A CNN host on Monday insisted there is a 'direct' connection between President Trump’s rhetoric on the migrant caravan making its way to the U.S. southern border, and the murder of 11 Jews at a synagogue in Pittsburgh over the weekend.
“You can draw a direct line from all of the vitriol and hate rhetoric about the caravan that’s some 2,000 miles away from our border and the gunman in Pittsburgh, who referenced that, and somehow turned it into an attack on Jews,” host Alisyn Camerota said.
CNN analyst David Gregory said that while people should not be too quick to blame Trump or other political leaders for the attack, he agreed with Camerota that there is a relationship between Trump’s words against immigrants and the shooter’s motivation.
“There’s no question that the president who has waged rhetorical war — and worse, when you talk about family separations on immigrants and suggesting that they’re vermin and infesting they’re country — you cannot ignore how that can be heard by people who hate immigrants, who are afraid of anyone who they think is going to change their way of life, and who hates Jews,” Gregory said.
[Eric Trump: Pittsburgh synagogue shooter doesn't 'represent the Right']
Eleven people were killed and six wounded in a massacre at the Tree of Life Synagogue in Pittsburgh, Pa., during Shabbat services Saturday morning.

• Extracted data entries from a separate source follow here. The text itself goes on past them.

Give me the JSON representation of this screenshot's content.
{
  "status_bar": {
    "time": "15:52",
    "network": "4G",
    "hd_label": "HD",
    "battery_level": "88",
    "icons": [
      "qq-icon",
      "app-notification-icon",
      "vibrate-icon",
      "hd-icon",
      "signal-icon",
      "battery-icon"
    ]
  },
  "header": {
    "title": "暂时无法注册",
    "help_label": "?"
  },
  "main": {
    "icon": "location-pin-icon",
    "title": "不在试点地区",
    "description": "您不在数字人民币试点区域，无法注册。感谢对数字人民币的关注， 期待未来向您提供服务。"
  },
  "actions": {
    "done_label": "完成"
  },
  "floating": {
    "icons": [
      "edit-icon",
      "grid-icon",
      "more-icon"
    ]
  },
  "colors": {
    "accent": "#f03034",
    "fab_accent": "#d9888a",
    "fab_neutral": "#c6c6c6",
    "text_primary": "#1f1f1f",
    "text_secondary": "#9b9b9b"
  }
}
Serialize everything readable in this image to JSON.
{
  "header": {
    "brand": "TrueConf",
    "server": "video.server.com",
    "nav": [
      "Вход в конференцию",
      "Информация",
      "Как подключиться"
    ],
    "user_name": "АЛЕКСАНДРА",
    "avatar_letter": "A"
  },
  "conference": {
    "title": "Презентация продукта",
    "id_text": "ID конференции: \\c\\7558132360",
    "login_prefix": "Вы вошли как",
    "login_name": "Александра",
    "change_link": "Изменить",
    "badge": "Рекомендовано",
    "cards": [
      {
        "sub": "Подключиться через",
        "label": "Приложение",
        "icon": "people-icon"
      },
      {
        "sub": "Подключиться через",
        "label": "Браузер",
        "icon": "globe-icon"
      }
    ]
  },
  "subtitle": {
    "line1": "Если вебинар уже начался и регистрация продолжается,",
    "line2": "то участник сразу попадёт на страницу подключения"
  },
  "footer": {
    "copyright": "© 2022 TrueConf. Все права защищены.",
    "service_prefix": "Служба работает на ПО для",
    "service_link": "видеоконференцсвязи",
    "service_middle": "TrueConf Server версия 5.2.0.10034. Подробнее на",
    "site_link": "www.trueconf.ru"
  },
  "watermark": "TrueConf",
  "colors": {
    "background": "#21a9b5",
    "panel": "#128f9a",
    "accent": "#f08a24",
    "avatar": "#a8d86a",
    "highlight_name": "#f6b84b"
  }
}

The shooter, 48-year-old Robert Bowers, yelled “All Jews must die” several times when he opened fire, and made anti-Semitic posts on social media before the shooting. But he also criticized Trump.
"Trump is a globalist, not a nationalist," Bowers said two days before the shooting on social media. "There is no #MAGA as long as there is a k*** infestation.
While being taken into custody, the shooter told police that the Jews were “committing a genocide on his people.”